The UI is dumb in the best way possible:
const messages = useQuery(() =>
clientDb
.select({ id: messages.id, content: messages.content })
.from(messages)
.where(eq(messages.channelId, props.channelId))
);
It doesn't know or care whether content came from a human or an AI. It just renders what's in the local database.
What changes
This architecture moves complexity into a place that's easier to reason about: the data model. Instead of building separate paths for streaming, persistence, retry, reconnection, and multiplayer updates, you model the AI interaction as synced state from the start.
That gives you properties that are hard to get cleanly any other way:
- Multiplayer by default. Three people in the same channel all see the AI response appear simultaneously. No extra WebSocket code required.
- Resumable everything. Close your laptop mid-generation, reopen it on your phone, and you haven't lost anything. The response was never tied to your connection, it was in the database the whole time.

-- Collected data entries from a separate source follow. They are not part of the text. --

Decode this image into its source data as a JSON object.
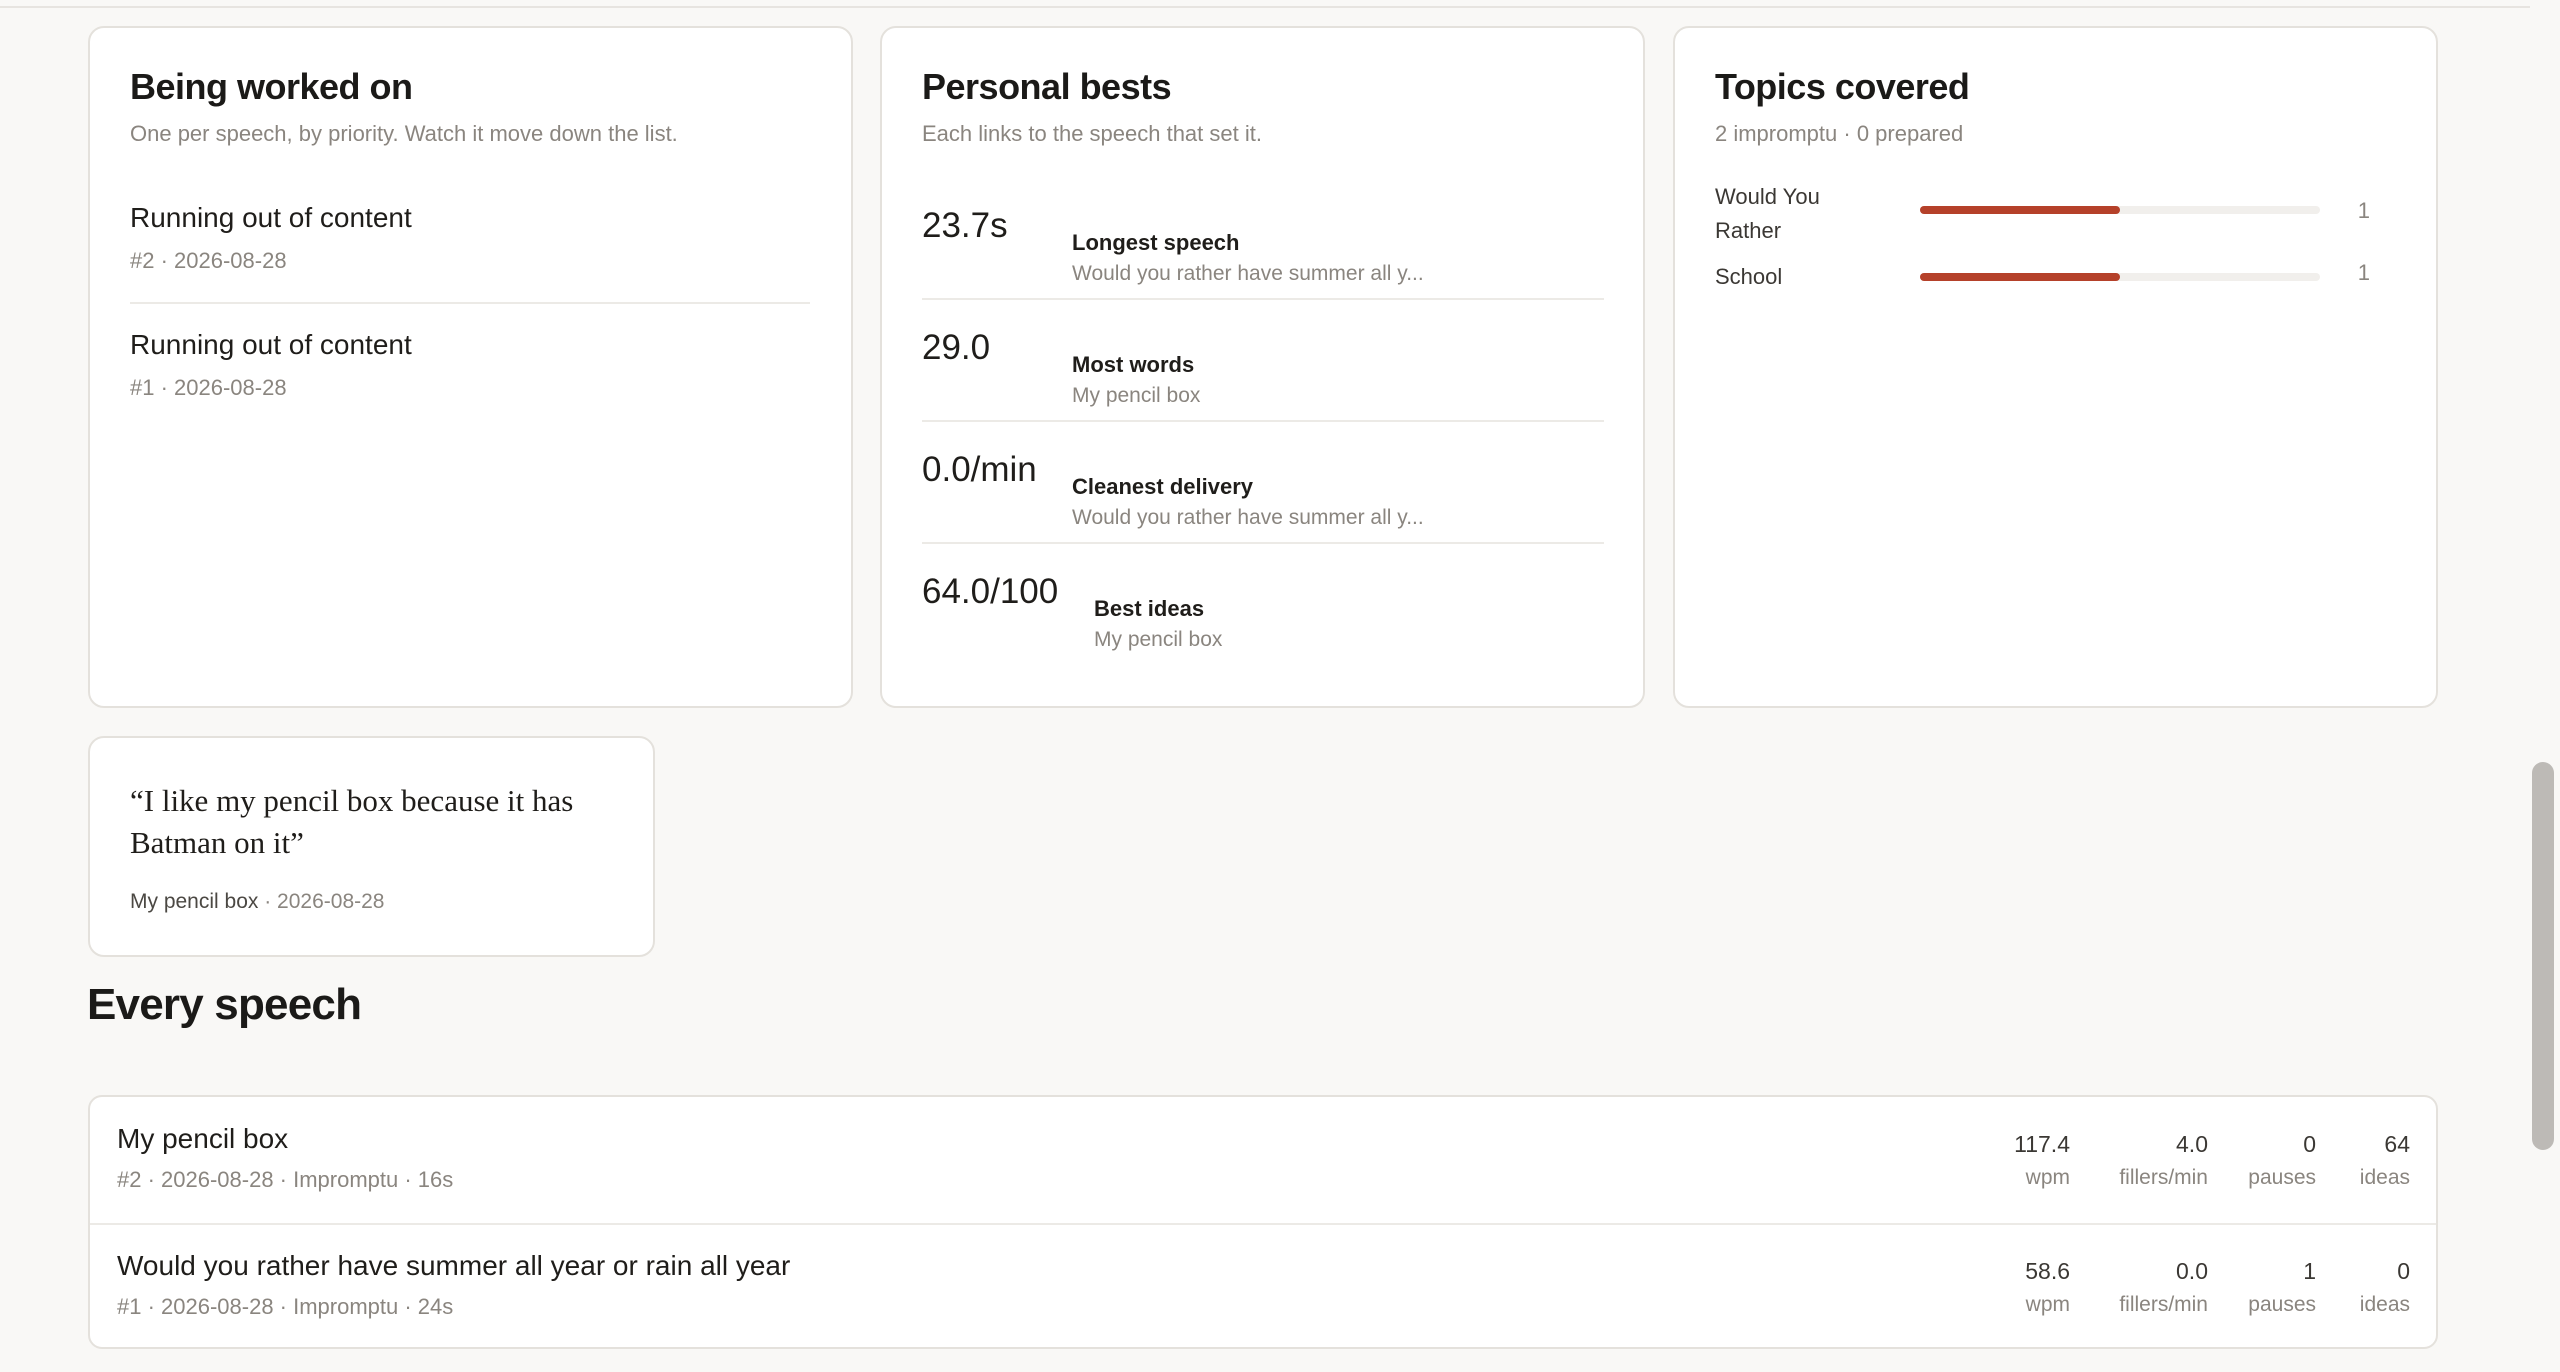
{
  "being_worked_on": {
    "title": "Being worked on",
    "subtitle": "One per speech, by priority. Watch it move down the list.",
    "items": [
      {
        "title": "Running out of content",
        "meta": "#2 · 2026-08-28"
      },
      {
        "title": "Running out of content",
        "meta": "#1 · 2026-08-28"
      }
    ]
  },
  "personal_bests": {
    "title": "Personal bests",
    "subtitle": "Each links to the speech that set it.",
    "items": [
      {
        "value": "23.7s",
        "label": "Longest speech",
        "speech": "Would you rather have summer all y..."
      },
      {
        "value": "29.0",
        "label": "Most words",
        "speech": "My pencil box"
      },
      {
        "value": "0.0/min",
        "label": "Cleanest delivery",
        "speech": "Would you rather have summer all y..."
      },
      {
        "value": "64.0/100",
        "label": "Best ideas",
        "speech": "My pencil box"
      }
    ]
  },
  "topics": {
    "title": "Topics covered",
    "subtitle": "2 impromptu · 0 prepared",
    "accent": "#b5412a",
    "items": [
      {
        "name": "Would You Rather",
        "count": "1",
        "fraction": 0.5
      },
      {
        "name": "School",
        "count": "1",
        "fraction": 0.5
      }
    ]
  },
  "quote": {
    "text": "“I like my pencil box because it has Batman on it”",
    "source": "My pencil box",
    "date": "· 2026-08-28"
  },
  "every_speech": {
    "title": "Every speech",
    "rows": [
      {
        "title": "My pencil box",
        "meta": "#2 · 2026-08-28 · Impromptu · 16s",
        "wpm": "117.4",
        "fillers": "4.0",
        "pauses": "0",
        "ideas": "64"
      },
      {
        "title": "Would you rather have summer all year or rain all year",
        "meta": "#1 · 2026-08-28 · Impromptu · 24s",
        "wpm": "58.6",
        "fillers": "0.0",
        "pauses": "1",
        "ideas": "0"
      }
    ],
    "units": {
      "wpm": "wpm",
      "fillers": "fillers/min",
      "pauses": "pauses",
      "ideas": "ideas"
    }
  }
}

- Offline queueing. Write a message offline, and the AI will process it once you're back online. The "request" is just data waiting to sync.
- Simpler client code. No stream handlers. No connection state management. Just queries against local state.
Latency and write volume are real concerns, but they're implementation details, not reasons to fall back to a more fragile architecture. The initiating user action is still instant because it starts as a local write. For generated output, you can tune how often partial results are persisted, keep workers close to your database, and still preserve the core model: the response lives in synced state, not in a disposable connection.
In practice, that usually means flushing periodically instead of writing every token:
let chunksSinceFlush = 0;
for await (const event of stream.fullStream) {
if (event.type === "text-delta") {
finalText += event.text;
chunksSinceFlush++;
if (chunksSinceFlush > 20 || finalText.endsWith("\n")) {
await db
.update(messages)
.set({ content: finalText })
.where(eq(messages.id, agentMessageId));
chunksSinceFlush = 0;
}
}
}
This is a conceptual shift: the LLM stream is an implementation detail. The database is the source of truth. The client simply renders the database.
Try this instead
Next time you build an AI feature, start by asking: what happens when the user refreshes?
If your answer involves reconnecting to a stream, checking sequence numbers, or hoping the LLM can resume, you are focusing on transport infrastructure instead of the product.
Instead, write the request as data. Let the server generate. Persist incrementally. Sync to clients. Let your UI be a simple view of the state that happens to be changing.
The refresh, multiplayer, and even the offline problems vanish.
Ultimately, these issues vanish when you stop treating AI output as a stream and start seeing it as application state.